GuideLegal NotesCloud Security Statement

Vizydrop Cloud Security Statement

Overview

Vizydrop SaaS Cloud uses a reliable physical infrastructure and runs on a secure network that's built around data security to ensure that your information remains private, secure and available. Our servers and services are hosted at IBM Cloud and Amazon AWS, a world-class hosting services companies. Vizydrop is responsible for monitoring, managing and securing Vizydrop Cloud.

Facilities

Data locations for Vizydrop clusters are:

  • Dallas(DAL05. DAL06, DAL09) as main location and Houston(HOU02) as backup location for America
  • Amsterdam(AMS01) as main location and London (LON01) as backup location for Europe
  • Custom data locations are possible for Private Cloud customers.

Certification

IBM Cloud and Amazon AWS security procedures are based on industry best practices, confirmed by certificates including (but not limited to): ISO 27001, ISO 27018 and PCI DSS. Respective information is available at https://www.ibm.com/cloud/compliance and https://aws.amazon.com/compliance/ . Vizydrop is using and following processes and practices from applicable NIST SP 800 publications, i.e. SP 800-53 as well as ISO27001, additional information and documents can be provided per request.

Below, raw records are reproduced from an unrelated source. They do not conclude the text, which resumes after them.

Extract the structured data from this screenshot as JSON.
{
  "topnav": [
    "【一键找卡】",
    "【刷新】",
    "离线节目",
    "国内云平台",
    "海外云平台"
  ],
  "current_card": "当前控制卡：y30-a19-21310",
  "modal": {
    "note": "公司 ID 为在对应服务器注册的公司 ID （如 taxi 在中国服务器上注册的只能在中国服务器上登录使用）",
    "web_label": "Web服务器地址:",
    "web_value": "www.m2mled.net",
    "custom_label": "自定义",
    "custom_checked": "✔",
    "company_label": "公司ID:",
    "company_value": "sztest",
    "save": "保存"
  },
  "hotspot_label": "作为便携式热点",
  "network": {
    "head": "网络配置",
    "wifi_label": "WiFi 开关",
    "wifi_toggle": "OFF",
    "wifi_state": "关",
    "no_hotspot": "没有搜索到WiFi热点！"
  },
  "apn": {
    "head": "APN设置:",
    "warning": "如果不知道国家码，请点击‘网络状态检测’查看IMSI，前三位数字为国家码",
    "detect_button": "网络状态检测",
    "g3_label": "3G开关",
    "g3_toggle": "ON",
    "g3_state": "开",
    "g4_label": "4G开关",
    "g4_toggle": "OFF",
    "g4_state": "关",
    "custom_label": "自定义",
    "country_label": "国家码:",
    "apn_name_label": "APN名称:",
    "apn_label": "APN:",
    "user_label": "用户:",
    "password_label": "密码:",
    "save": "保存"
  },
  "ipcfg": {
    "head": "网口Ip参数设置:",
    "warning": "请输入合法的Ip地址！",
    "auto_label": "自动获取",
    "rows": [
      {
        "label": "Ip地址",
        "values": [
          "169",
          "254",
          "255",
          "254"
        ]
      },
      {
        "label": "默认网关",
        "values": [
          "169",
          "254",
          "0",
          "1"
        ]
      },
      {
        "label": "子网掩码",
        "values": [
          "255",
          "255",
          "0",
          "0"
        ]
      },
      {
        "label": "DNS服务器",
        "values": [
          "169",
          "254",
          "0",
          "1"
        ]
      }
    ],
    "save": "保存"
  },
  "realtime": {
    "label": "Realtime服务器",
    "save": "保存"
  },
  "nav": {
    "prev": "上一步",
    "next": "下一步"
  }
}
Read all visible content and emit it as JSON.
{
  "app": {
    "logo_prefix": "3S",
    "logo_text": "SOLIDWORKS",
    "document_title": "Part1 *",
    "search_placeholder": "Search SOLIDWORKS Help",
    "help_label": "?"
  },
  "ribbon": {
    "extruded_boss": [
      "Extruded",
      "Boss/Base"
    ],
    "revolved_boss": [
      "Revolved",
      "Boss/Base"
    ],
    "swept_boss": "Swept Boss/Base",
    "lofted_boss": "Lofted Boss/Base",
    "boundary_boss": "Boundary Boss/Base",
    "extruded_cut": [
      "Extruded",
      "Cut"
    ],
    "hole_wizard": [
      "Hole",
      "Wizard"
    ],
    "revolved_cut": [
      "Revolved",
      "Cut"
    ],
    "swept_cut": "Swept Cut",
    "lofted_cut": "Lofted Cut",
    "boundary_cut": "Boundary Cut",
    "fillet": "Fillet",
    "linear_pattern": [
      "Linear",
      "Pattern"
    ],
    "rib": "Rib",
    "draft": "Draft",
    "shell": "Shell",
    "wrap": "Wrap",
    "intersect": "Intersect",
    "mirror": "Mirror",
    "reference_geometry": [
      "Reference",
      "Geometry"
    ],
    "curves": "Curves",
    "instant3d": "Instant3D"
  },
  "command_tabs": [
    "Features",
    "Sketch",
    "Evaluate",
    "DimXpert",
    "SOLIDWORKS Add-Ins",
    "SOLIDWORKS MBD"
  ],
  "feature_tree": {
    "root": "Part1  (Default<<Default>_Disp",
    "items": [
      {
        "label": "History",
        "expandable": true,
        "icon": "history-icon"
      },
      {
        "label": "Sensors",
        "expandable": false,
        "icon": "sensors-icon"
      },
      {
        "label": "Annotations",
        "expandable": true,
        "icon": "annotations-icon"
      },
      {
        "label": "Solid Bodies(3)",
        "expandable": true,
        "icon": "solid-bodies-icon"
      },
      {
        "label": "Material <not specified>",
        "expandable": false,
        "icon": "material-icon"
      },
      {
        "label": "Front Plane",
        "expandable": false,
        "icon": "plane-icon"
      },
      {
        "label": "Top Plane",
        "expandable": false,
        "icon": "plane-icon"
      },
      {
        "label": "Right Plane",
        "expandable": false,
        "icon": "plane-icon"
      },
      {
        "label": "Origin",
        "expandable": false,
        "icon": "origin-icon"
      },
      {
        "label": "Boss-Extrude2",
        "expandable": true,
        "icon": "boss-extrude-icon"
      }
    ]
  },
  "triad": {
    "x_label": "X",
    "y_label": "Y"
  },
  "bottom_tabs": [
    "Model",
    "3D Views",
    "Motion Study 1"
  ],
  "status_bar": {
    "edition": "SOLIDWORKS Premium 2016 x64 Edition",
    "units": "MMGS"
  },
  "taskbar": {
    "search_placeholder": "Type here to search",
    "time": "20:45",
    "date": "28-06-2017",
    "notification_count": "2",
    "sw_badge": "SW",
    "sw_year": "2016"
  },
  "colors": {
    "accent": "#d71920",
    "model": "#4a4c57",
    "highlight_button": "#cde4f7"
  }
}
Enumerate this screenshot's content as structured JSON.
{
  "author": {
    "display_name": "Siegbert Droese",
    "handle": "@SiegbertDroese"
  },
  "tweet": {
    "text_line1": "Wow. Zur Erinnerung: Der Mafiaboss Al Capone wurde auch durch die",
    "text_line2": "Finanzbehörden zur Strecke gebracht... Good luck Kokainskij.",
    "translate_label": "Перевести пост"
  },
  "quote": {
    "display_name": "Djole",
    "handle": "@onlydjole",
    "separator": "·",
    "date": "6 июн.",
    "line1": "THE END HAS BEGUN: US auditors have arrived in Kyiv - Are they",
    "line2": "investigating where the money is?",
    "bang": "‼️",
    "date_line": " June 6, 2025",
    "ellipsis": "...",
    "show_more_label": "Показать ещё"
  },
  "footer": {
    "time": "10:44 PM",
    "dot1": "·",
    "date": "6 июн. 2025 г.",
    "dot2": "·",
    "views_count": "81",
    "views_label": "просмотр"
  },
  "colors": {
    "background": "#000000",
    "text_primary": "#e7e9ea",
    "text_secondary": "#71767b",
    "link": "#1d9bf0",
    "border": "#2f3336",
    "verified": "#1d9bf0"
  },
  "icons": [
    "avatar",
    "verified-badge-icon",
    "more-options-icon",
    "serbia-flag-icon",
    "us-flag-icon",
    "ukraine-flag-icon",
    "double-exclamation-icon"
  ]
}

Vizydrop data handling and processing is compliant with GDPR, additional information is available in Privacy Policy and Terms of Service.

Customer Data Segregation

Each Vizydrop account space is an isolated within its own data, so no one can access your account from another application. Each user in any Vizydrop Cloud has a unique username and password. After authentication, any request to the Vizydrop server is strictly tied to user identity. This keeps your data private, secure and protected. Regular (at least quarterly) vulnerability scans are performed.

Data Storage and Security

Network Security Highlights

  • Firewalls from industry leaders to ensure connection security
  • Full network redundancy
  • Encrypted VPN-only access to production networks. A limited number of Support and Infrastructure team members are allowed to access production networks using the “least privilege” principle. Mobile-based 2FA enforced for management and VPN connections.
  • Regular network vulnerabilities and anti-virus scans are performed to ensure servers security
  • Host level firewalls are enabled and configured to ensure a minimal number of services are exposed

Server Security

  • Our servers run recent versions of Linux operating systems that are updated to the latest patch bi-weekly or quarterly depending on the priority of patches .
  • Scans for vulnerabilities, configuration issues as well as anti-virus scans with central management and reporting are enabled
  • Automated configuration management based on tools from major vendors
  • 24/7/365 performance and security monitoring based on standard and custom tools with e-mail, SMS/push notifications and phone calls.

Workstations security

Workstations are centrally managed by AD Group Policy with password complexity requirements, forced sleep after 30 minutes of inactivity, and complete Endpoint Protection suite from top-tier vendor installed with forced daily scans and all modules enabled. VPN connections to corporate resources are available to a limited number of users and are logged and monitored for suspicious activity.

Data Retention

Uploaded Data is retained indefinitely while you are our customer. At the end of Service Term your data will be removed within 180 days. Alternatively it may be removed immediately per request.

Backups

All transaction logs and database backup files are stored in object storage in two geographically distributed locations within continent (within United States for North and South America-based accounts and Netherlands/Germany in case of EMEA-based accounts). Backups are encrypted with strong AES256 encryption, encryption key is stored in a secure vault. All backups are rotated every 180 days.

Disaster Recovery

Vizydrop services run on multi-node highly available clusters to ensure exceptional uptime and availability. Vizydrop’s infrastructure team has a disaster recovery process in place and it is tested on a regular basis.